Pire encore, parce qu’il a une prise de main ferme sur tout, tout, tout, surtout autour du cou du peuple, et que rien ne lui échappe, du moins c’est ce qu’il croit, il est devenu arrogant, sardonique, absolutiste, dictant ses règles, plaçant des guignols à la tête des grands partis politiques, portant au panthéon celui-ci et clouant au pilori celui-là, favorisant un parti au détriment d’un autre lors des élections, et si son favori ne gagne pas, bloquant la constitution du gouvernement jusqu’à ce que « ouled l’makhzen » forment la majorité, etc. etc. Bref, il n’a plus froid aux yeux lorsqu’il s’agit de déroger aux règles qu’il a lui-même établies. Il a discrédité toutes les associations, les syndicats, les hommes politiques, les intellectuels, et s’est positionné en première ligne, ne jurant que par les discours et les instructions royaux. Sous d’autres cieux, cela s’appelle une monarchie absolue, chez nous, c’est la clairvoyance du monarque. Le Régime marocain a atteint un degré de suffisance tel que même pour sévir il ne met plus de gants, il n’y va plus avec le dos de la cuillère, il ne prend plus la peine de ficeler un complot plausible, de concevoir un stratagème potable, encore moins de monter une machination crédible. Dans le pire des cas, si l’affaire se corse, il ressort la loi anti-terroriste et ceux qui réclament des droits légitimes se verront quadrillés par des unités spéciales, menottés, filmés, passés en boucle à la télé et accusés de terrorisme. Non, plus la peine de se creuser les méninges, car le Régime est convaincu qu’il a affaire à un peuple de couards, de crédules, de délateurs, de dociles qui, même s’il ne gobe rien de ses manigances, a la trouille dans les gènes et il se contentera, dans le meilleur des cas, de cuver ses frustrations, sa rage, sa hougra et ses révolutions dans l’océan des réseaux sociaux.

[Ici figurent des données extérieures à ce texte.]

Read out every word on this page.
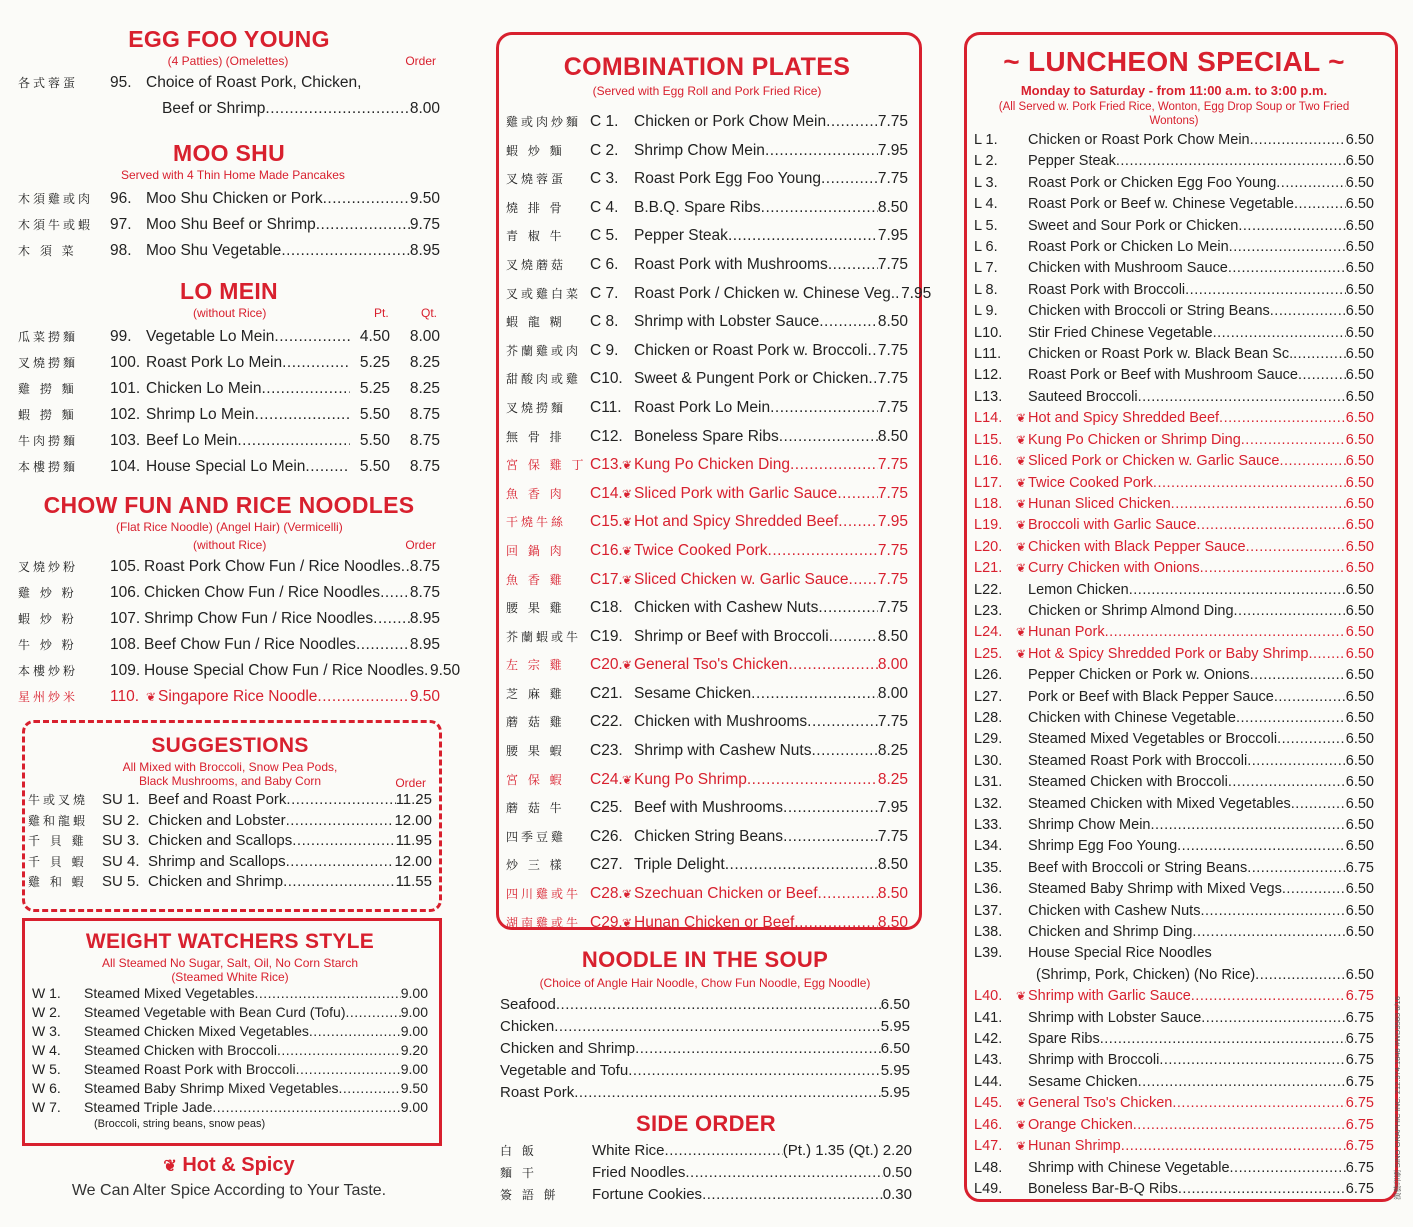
EGG FOO YOUNG
(4 Patties) (Omelettes)	Order
各式蓉蛋	95. Choice of Roast Pork, Chicken,
Beef or Shrimp .....	8.00
MOO SHU
Served with 4 Thin Home Made Pancakes
木須雞或肉	96. Moo Shu Chicken or Pork .....	9.50
木須牛或蝦	97. Moo Shu Beef or Shrimp .....	9.75
木 須 菜	98. Moo Shu Vegetable .....	8.95
LO MEIN
(without Rice)	Pt.	Qt.
瓜菜撈麵	99. Vegetable Lo Mein .....	4.50	8.00
叉燒撈麵	100. Roast Pork Lo Mein .....	5.25	8.25
雞 撈 麵	101. Chicken Lo Mein .....	5.25	8.25
蝦 撈 麵	102. Shrimp Lo Mein .....	5.50	8.75
牛肉撈麵	103. Beef Lo Mein .....	5.50	8.75
本樓撈麵	104. House Special Lo Mein .....	5.50	8.75
CHOW FUN AND RICE NOODLES
(Flat Rice Noodle) (Angel Hair) (Vermicelli)
(without Rice)	Order
叉燒炒粉	105. Roast Pork Chow Fun / Rice Noodles ..... 8.75
雞 炒 粉	106. Chicken Chow Fun / Rice Noodles ..... 8.75
蝦 炒 粉	107. Shrimp Chow Fun / Rice Noodles ..... 8.95
牛 炒 粉	108. Beef Chow Fun / Rice Noodles .....	8.95
本樓炒粉	109. House Special Chow Fun / Rice Noodles ..... 9.50
星州炒米	110. ❦ Singapore Rice Noodle .....	9.50
SUGGESTIONS
All Mixed with Broccoli, Snow Pea Pods,
Black Mushrooms, and Baby Corn	Order
牛或叉燒 SU 1. Beef and Roast Pork .....	11.25
雞和龍蝦 SU 2. Chicken and Lobster .....	12.00
千 貝 雞	SU 3. Chicken and Scallops .....	11.95
千 貝 蝦	SU 4. Shrimp and Scallops .....	12.00
雞 和 蝦	SU 5. Chicken and Shrimp .....	11.55
WEIGHT WATCHERS STYLE
All Steamed No Sugar, Salt, Oil, No Corn Starch
(Steamed White Rice)
W 1.	Steamed Mixed Vegetables .....	9.00
W 2.	Steamed Vegetable with Bean Curd (Tofu) .....	9.00
W 3.	Steamed Chicken Mixed Vegetables .....	9.00
W 4.	Steamed Chicken with Broccoli .....	9.20
W 5.	Steamed Roast Pork with Broccoli .....	9.00
W 6.	Steamed Baby Shrimp Mixed Vegetables .....	9.50
W 7.	Steamed Triple Jade .....	9.00
(Broccoli, string beans, snow peas)
❦ Hot & Spicy
We Can Alter Spice According to Your Taste.
COMBINATION PLATES
(Served with Egg Roll and Pork Fried Rice)
雞或肉炒麵 C 1. Chicken or Pork Chow Mein .....	7.75
蝦 炒 麵	C 2. Shrimp Chow Mein .....	7.95
叉燒蓉蛋	C 3. Roast Pork Egg Foo Young .....	7.75
燒 排 骨	C 4. B.B.Q. Spare Ribs .....	8.50
青 椒 牛	C 5. Pepper Steak .....	7.95
叉燒蘑菇	C 6. Roast Pork with Mushrooms .....	7.75
叉或雞白菜 C 7. Roast Pork / Chicken w. Chinese Veg. ..... 7.95
蝦 龍 糊	C 8. Shrimp with Lobster Sauce .....	8.50
芥蘭雞或肉 C 9. Chicken or Roast Pork w. Broccoli ..... 7.75
甜酸肉或雞 C10. Sweet & Pungent Pork or Chicken ..... 7.75
叉燒撈麵	C11. Roast Pork Lo Mein .....	7.75
無 骨 排	C12. Boneless Spare Ribs .....	8.50
宮 保 雞 丁 C13. ❦ Kung Po Chicken Ding .....	7.75
魚 香 肉	C14. ❦ Sliced Pork with Garlic Sauce .....	7.75
干燒牛絲	C15. ❦ Hot and Spicy Shredded Beef .....	7.95
回 鍋 肉	C16. ❦ Twice Cooked Pork .....	7.75
魚 香 雞	C17. ❦ Sliced Chicken w. Garlic Sauce ..... 7.75
腰 果 雞	C18. Chicken with Cashew Nuts .....	7.75
芥蘭蝦或牛 C19. Shrimp or Beef with Broccoli .....	8.50
左 宗 雞	C20. ❦ General Tso's Chicken .....	8.00
芝 麻 雞	C21. Sesame Chicken .....	8.00
蘑 菇 雞	C22. Chicken with Mushrooms .....	7.75
腰 果 蝦	C23. Shrimp with Cashew Nuts .....	8.25
宮 保 蝦	C24. ❦ Kung Po Shrimp .....	8.25
蘑 菇 牛	C25. Beef with Mushrooms .....	7.95
四季豆雞	C26. Chicken String Beans .....	7.75
炒 三 樣	C27. Triple Delight .....	8.50
四川雞或牛 C28. ❦ Szechuan Chicken or Beef .....	8.50
湖南雞或牛 C29. ❦ Hunan Chicken or Beef .....	8.50
NOODLE IN THE SOUP
(Choice of Angle Hair Noodle, Chow Fun Noodle, Egg Noodle)
Seafood .....	6.50
Chicken .....	5.95
Chicken and Shrimp .....	6.50
Vegetable and Tofu .....	5.95
Roast Pork .....	5.95
SIDE ORDER
白 飯	White Rice .....	(Pt.) 1.35 (Qt.) 2.20
麵 干	Fried Noodles .....	0.50
簽 語 餅	Fortune Cookies .....	0.30
~ LUNCHEON SPECIAL ~
Monday to Saturday - from 11:00 a.m. to 3:00 p.m.
(All Served w. Pork Fried Rice, Wonton, Egg Drop Soup or Two Fried Wontons)
L 1.	Chicken or Roast Pork Chow Mein .....	6.50
L 2.	Pepper Steak .....	6.50
L 3.	Roast Pork or Chicken Egg Foo Young .....	6.50
L 4.	Roast Pork or Beef w. Chinese Vegetable .....	6.50
L 5.	Sweet and Sour Pork or Chicken .....	6.50
L 6.	Roast Pork or Chicken Lo Mein .....	6.50
L 7.	Chicken with Mushroom Sauce .....	6.50
L 8.	Roast Pork with Broccoli .....	6.50
L 9.	Chicken with Broccoli or String Beans .....	6.50
L10.	Stir Fried Chinese Vegetable .....	6.50
L11.	Chicken or Roast Pork w. Black Bean Sc. .....	6.50
L12.	Roast Pork or Beef with Mushroom Sauce .....	6.50
L13.	Sauteed Broccoli .....	6.50
L14.	❦ Hot and Spicy Shredded Beef .....	6.50
L15.	❦ Kung Po Chicken or Shrimp Ding .....	6.50
L16.	❦ Sliced Pork or Chicken w. Garlic Sauce .....	6.50
L17.	❦ Twice Cooked Pork .....	6.50
L18.	❦ Hunan Sliced Chicken .....	6.50
L19.	❦ Broccoli with Garlic Sauce .....	6.50
L20.	❦ Chicken with Black Pepper Sauce .....	6.50
L21.	❦ Curry Chicken with Onions .....	6.50
L22.	Lemon Chicken .....	6.50
L23.	Chicken or Shrimp Almond Ding .....	6.50
L24.	❦ Hunan Pork .....	6.50
L25.	❦ Hot & Spicy Shredded Pork or Baby Shrimp .....	6.50
L26.	Pepper Chicken or Pork w. Onions .....	6.50
L27.	Pork or Beef with Black Pepper Sauce .....	6.50
L28.	Chicken with Chinese Vegetable .....	6.50
L29.	Steamed Mixed Vegetables or Broccoli .....	6.50
L30.	Steamed Roast Pork with Broccoli .....	6.50
L31.	Steamed Chicken with Broccoli .....	6.50
L32.	Steamed Chicken with Mixed Vegetables .....	6.50
L33.	Shrimp Chow Mein .....	6.50
L34.	Shrimp Egg Foo Young .....	6.50
L35.	Beef with Broccoli or String Beans .....	6.75
L36.	Steamed Baby Shrimp with Mixed Vegs .....	6.50
L37.	Chicken with Cashew Nuts .....	6.50
L38.	Chicken and Shrimp Ding .....	6.50
L39.	House Special Rice Noodles
(Shrimp, Pork, Chicken) (No Rice) .....	6.50
L40.	❦ Shrimp with Garlic Sauce .....	6.75
L41.	Shrimp with Lobster Sauce .....	6.75
L42.	Spare Ribs .....	6.75
L43.	Shrimp with Broccoli .....	6.75
L44.	Sesame Chicken .....	6.75
L45.	❦ General Tso's Chicken .....	6.75
L46.	❦ Orange Chicken .....	6.75
L47.	❦ Hunan Shrimp .....	6.75
L48.	Shrimp with Chinese Vegetable .....	6.75
L49.	Boneless Bar-B-Q Ribs .....	6.75	漢藝印刷 SINO GRAPHIC INC. 212.374.1848 #WD3583 6/16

S’il y a vraiment une victoire à mettre sur le compte du Régime marocain, c’est qu’il a réussi à abêtir son peuple à cou de discours religieux, de paillettes, de festivals, de selfies et de virtuel. Le Marocain est devenu un somnambule, un être dévitalisé par le virtuel, qui a plus peur de perdre son smartphone que sa liberté. Il est disposé à décharger son âme pour charger son portable, il préfère se vider de son sang que de voir se vider la batterie de ses tablettes. Le Big Brother de George Orwell est un enfant de chœur en comparaison avec notre Big Brother à nous, car le nôtre a réussi à nous vider de notre dignité, à nous convertir en esclaves consentants, à nous pâmer devant ses selfies, à les partager et à lancer des vivats, à croire en son omniscience, à légitimer son omnipotence, voire à le sacraliser. Cela dépasse l’entendement et autorise Big Brother à se prendre pour Dieu et à faire et défaire le Maroc à sa guise.
Seulement voilà, l’arrogance du Régime, son culte du moi, son hégémonie, son cynisme et son sadisme lui font oublier que s’il y a une donnée variable, versatile, inconstante, imprévisible, c’est bien l’humain. On a beau l’abêtir avec des discours mensongers, on a beau l’endormir avec les sourates et les hadiths, on a beau le terroriser avec la police et l’armée, on a beau enfoncer sa tête dans la fange de l’ignorance, on a beau lui faire un lavage de cerveau pour le rendre plus servile qu’il ne l’est déjà, il finit toujours par se réveiller, regarder autour de lui, se rendre compte de la supercherie et se rebeller.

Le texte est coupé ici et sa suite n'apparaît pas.